A character played by Monmouth College student Cassie Burton (left) of Taylorville is interviewed by characters played by students Ivy Bekker of Bloomington and Mike Bennett of Monmouth during a scene from “The Laramie Project: Ten Years Later.” The Monmouth College Crimson Masque production will be staged March 1 – 4 in the college’s WIT Theatre, which is located on the lower level of the Haldeman-Thiessen Science Center.
Monmouth College’s Crimson Masque will present “The Laramie Project: Ten Years Later (An Epilogue),” March 1 – 4.
Performances will be March 1 – 3 at 7:30 p.m. and March 4 at 2 p.m. in the college’s WIT Studio Theater in the basement of the Haldeman-Thiessen Science Center.
Tickets are $6 for adults; $5 for other students and senior citizens; and $4 for MC students, faculty and staff. They may be reserved by calling 309-457-2104 or by e-mailing firstname.lastname@example.org.
In 1998, Matthew Shepard, a gay college student, was found beaten to the brink of death and tied to a fence in Laramie, Wyo. Shepard had been attacked by two boys after leaving a bar. By the next day, Shepard’s attack and the town of Laramie had become the focus of international news. Shepard died from his injuries a few days later.
A month later, members of the Tectonic Theater Project traveled to Laramie and conducted some 200 interviews over the next two years. The play that resulted, “The Laramie Project,” was compiled from those conversations.
The “Ten Years Later” epilogue focuses on the long-term effects of Shepard’s murder on the town of Laramie. It explores how the town has changed and how the murder continues to reverberate in the community.

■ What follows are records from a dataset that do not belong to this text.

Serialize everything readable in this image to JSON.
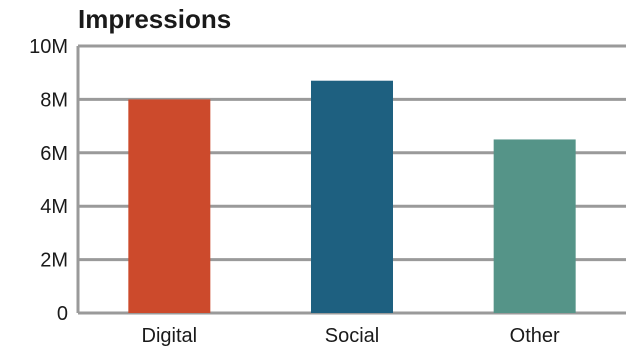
{
  "chart_data": {
    "type": "bar",
    "title": "Impressions",
    "xlabel": "",
    "ylabel": "",
    "categories": [
      "Digital",
      "Social",
      "Other"
    ],
    "values": [
      8000000,
      8700000,
      6500000
    ],
    "bar_colors": [
      "#cc4a2c",
      "#1e6080",
      "#559488"
    ],
    "ylim": [
      0,
      10000000
    ],
    "yticks": [
      0,
      2000000,
      4000000,
      6000000,
      8000000,
      10000000
    ],
    "ytick_labels": [
      "0",
      "2M",
      "4M",
      "6M",
      "8M",
      "10M"
    ],
    "grid": true,
    "legend": "none"
  }
}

The cast consists of 12 students, many of whom are veterans to the Monmouth College stage. They include Ivy Bekker, Mike Bennett, Cassie Burton, Kayla Corzine, Nick Dadds, Marisa Franks, Courtney Jonsson, Cameron Line, Joy Meyer, Michael Miller, Anthony Occhipinti and Jason Roepke. Each student will play multiple roles portraying the residents of Laramie.
Student director Abigail Davis, a senior from Springfield, believes the play is important for people to see.
“I want the community as a whole to be able to learn from the events and to be able to take something away from the show,” she said. “It could be about acceptance and the toleration of those that are different or about learning how we as a people have the power to write our own history and make a difference.”
Alishia Allander-Zivic, a visiting professor on MC’s theatre faculty, will serve as the scene designer.
The campus community is also involved in events related to the production. Lauryn Pearson, a senior from Galesburg, learned about the Shepard case in her Communication and Criticism class, and the story moved her to do something for the show. She plans to create a series of life-sized Action Angels, representing the Action Angels who dressed as angels and stood between the protestors at the courthouse and the people attending the trials of Shepard’s killers.
The producers of Fusion, a campus television program, will create two short documentaries about the show. The first documentary will be a pre-show piece that will focus on why the cast chose to get involved with the production and the process of putting the show together. The second documentary will focus on showing the production’s interdisciplinary aspects. The producers hope to demonstrate the benefits of a liberal arts education and its unique ability to combine academic disciplines to produce a more far-reaching project.
Three events will round out the week and provide the audience with the opportunity to discuss the issues within the production. The audience is invited to join the cast and crew on opening night for a post-show Q&A. Prior to the March 2 performance, a director’s roundtable will be held at 6 p.m. in The Underground, which is located on the lower level of Grier Hall. The director will discuss the choice, direction, issues and relevance of the production. Following the March 4 matinee, the audience is invited join a talkback session with faculty from MC’s departments of history, philosophy and religious studies, education and political science.